HUT-14 cells, tumorigenic human fibroblasts, express a mutant β-actin which has a single amino acid substitution at position 244 (glycine to aspartic acid), in addition to normal β- and γ-actin. In order to characterize the biochemical function of the mutant β-actin, actins were extracted and purified from HUT-14 cells. The partially purified actin fraction contained β-,γ-, and mutant β-actins in the ratio of 1: 1: 1, the same ratio as in the cells. When the actin of this fraction was purified through a polymerization step, mutant β-actin was always less incorporated into actin filaments than β- and γ-actin.

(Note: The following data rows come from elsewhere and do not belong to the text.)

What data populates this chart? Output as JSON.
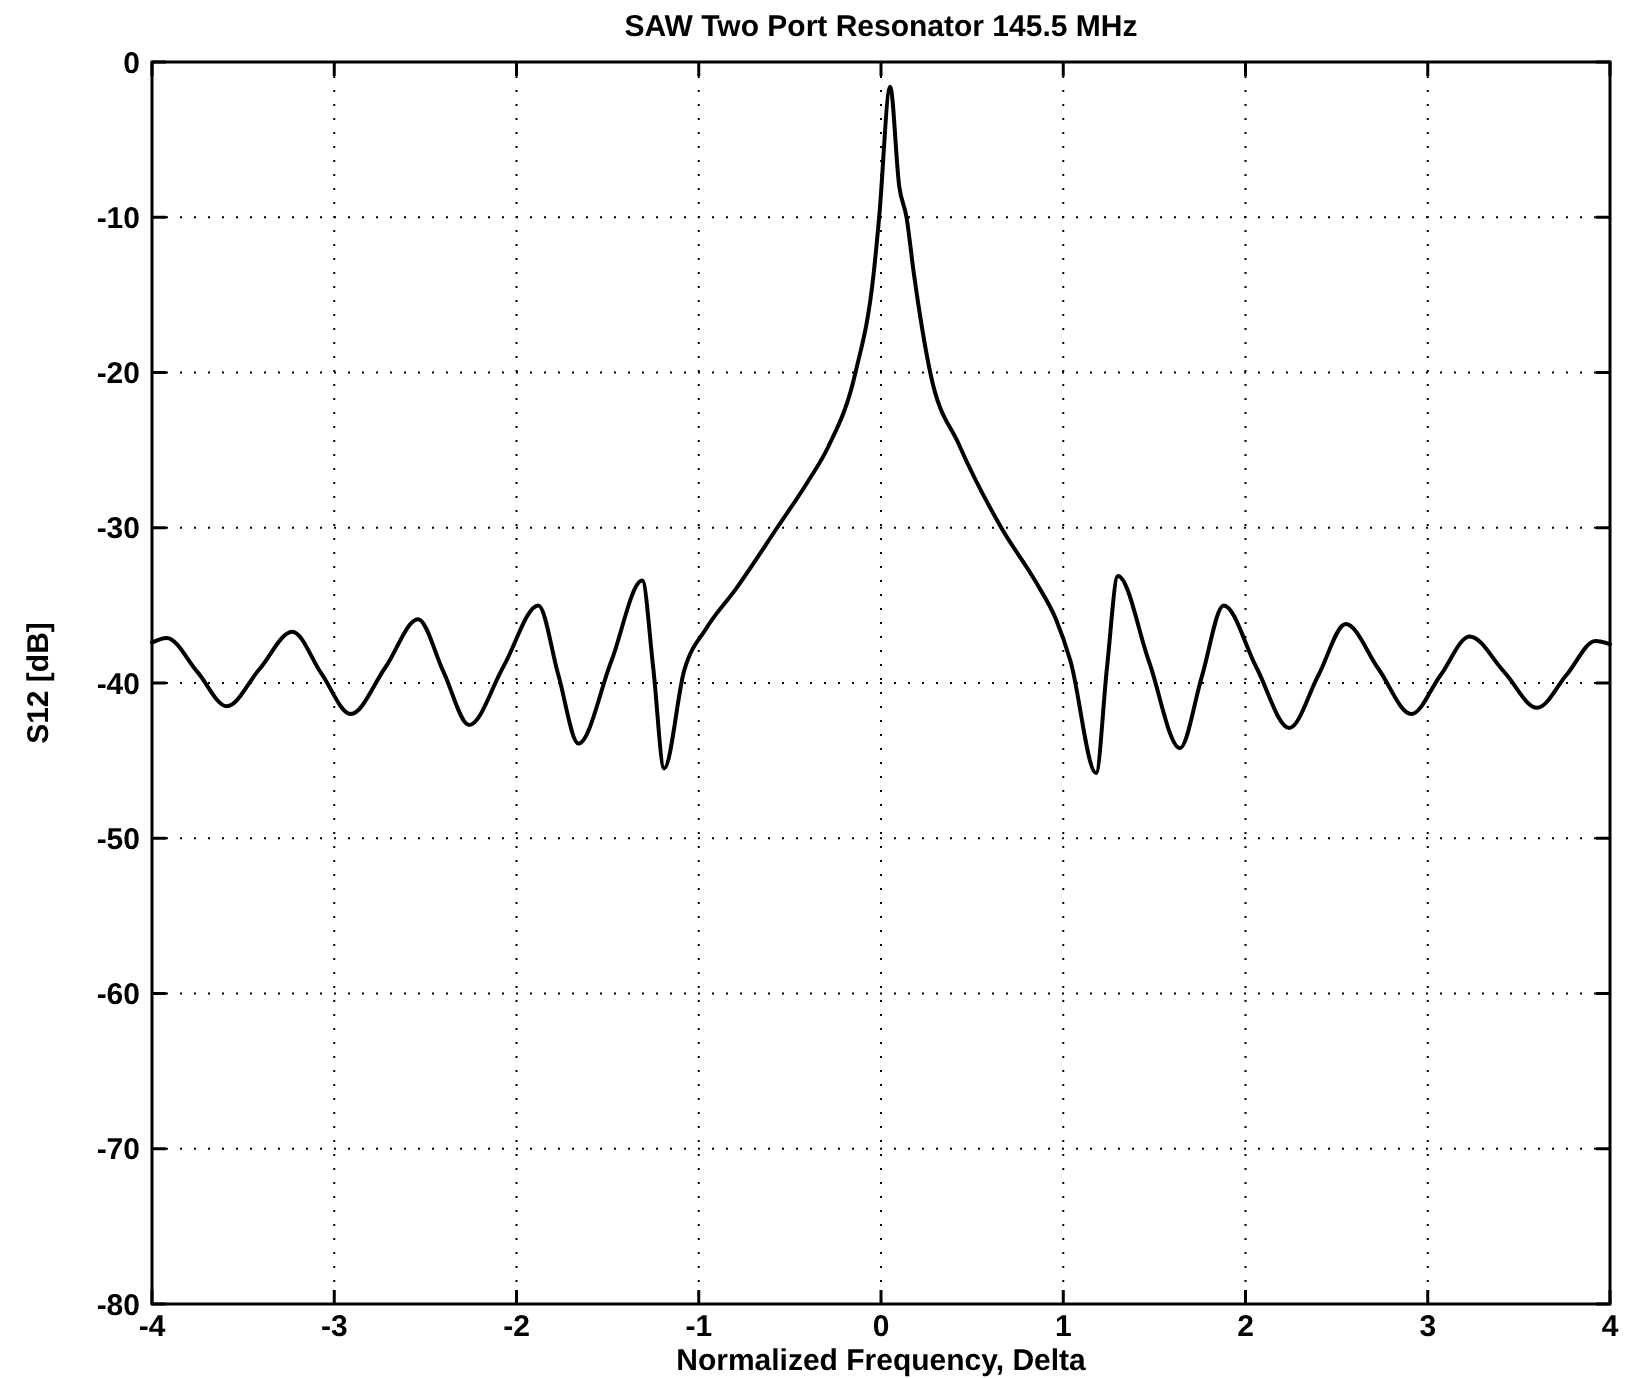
{
  "chart_data": {
    "type": "line",
    "title": "SAW Two Port Resonator 145.5 MHz",
    "xlabel": "Normalized Frequency, Delta",
    "ylabel": "S12 [dB]",
    "xlim": [
      -4,
      4
    ],
    "xticks": [
      -4,
      -3,
      -2,
      -1,
      0,
      1,
      2,
      3,
      4
    ],
    "ylim": [
      -80,
      0
    ],
    "yticks": [
      -80,
      -70,
      -60,
      -50,
      -40,
      -30,
      -20,
      -10,
      0
    ],
    "grid": true,
    "marker": "none",
    "line_style": "solid",
    "series": [
      {
        "color": "#000000",
        "x": [
          -4,
          -3.92,
          -3.75,
          -3.59,
          -3.41,
          -3.23,
          -3.07,
          -2.91,
          -2.72,
          -2.54,
          -2.4,
          -2.26,
          -2.07,
          -1.88,
          -1.77,
          -1.66,
          -1.48,
          -1.31,
          -1.25,
          -1.19,
          -1.08,
          -0.96,
          -0.8,
          -0.57,
          -0.4,
          -0.29,
          -0.14,
          -0.04,
          -0.01,
          0.05,
          0.1,
          0.14,
          0.18,
          0.27,
          0.43,
          0.66,
          0.85,
          0.96,
          1.04,
          1.18,
          1.24,
          1.3,
          1.47,
          1.64,
          1.76,
          1.88,
          2.06,
          2.24,
          2.4,
          2.55,
          2.73,
          2.91,
          3.07,
          3.23,
          3.42,
          3.6,
          3.76,
          3.92,
          4
        ],
        "values": [
          -37.4,
          -37.1,
          -39.3,
          -41.5,
          -39.1,
          -36.7,
          -39.4,
          -42,
          -39,
          -35.9,
          -39.3,
          -42.7,
          -38.9,
          -35,
          -39.5,
          -43.9,
          -38.6,
          -33.4,
          -39,
          -45.5,
          -39.2,
          -36.5,
          -34,
          -30,
          -27,
          -24.8,
          -20,
          -13.6,
          -10,
          -1.6,
          -8,
          -10,
          -13.6,
          -20,
          -24.7,
          -30,
          -33.5,
          -35.9,
          -38.6,
          -45.8,
          -39,
          -33.1,
          -38.6,
          -44.2,
          -39.6,
          -35,
          -39,
          -42.9,
          -39.5,
          -36.2,
          -39.1,
          -42,
          -39.5,
          -37,
          -39.3,
          -41.6,
          -39.5,
          -37.3,
          -37.5
        ]
      }
    ]
  }
}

When the polymerization ability of purified HUT-14 actins was examined by sedimentation technique, it was lower than those of muscle and of cytoplasmic actins from another human cell line (HUT-11) which expresses only normal β- and γ-actin, in the ratio of 2: 1. The deficient polymerization of mutant β-actin was also observed by examining the ratio of β-, γ-, and mutant -actins incorporated into actin filaments. The ratio of mutant $-actin in polymerized actins under all conditions examined was always less than that before polymerization. These results indicate that the single amino acid substitution at position 244 caused the reduction of incorporation of the mutant β-actin into actin filaments in vitro.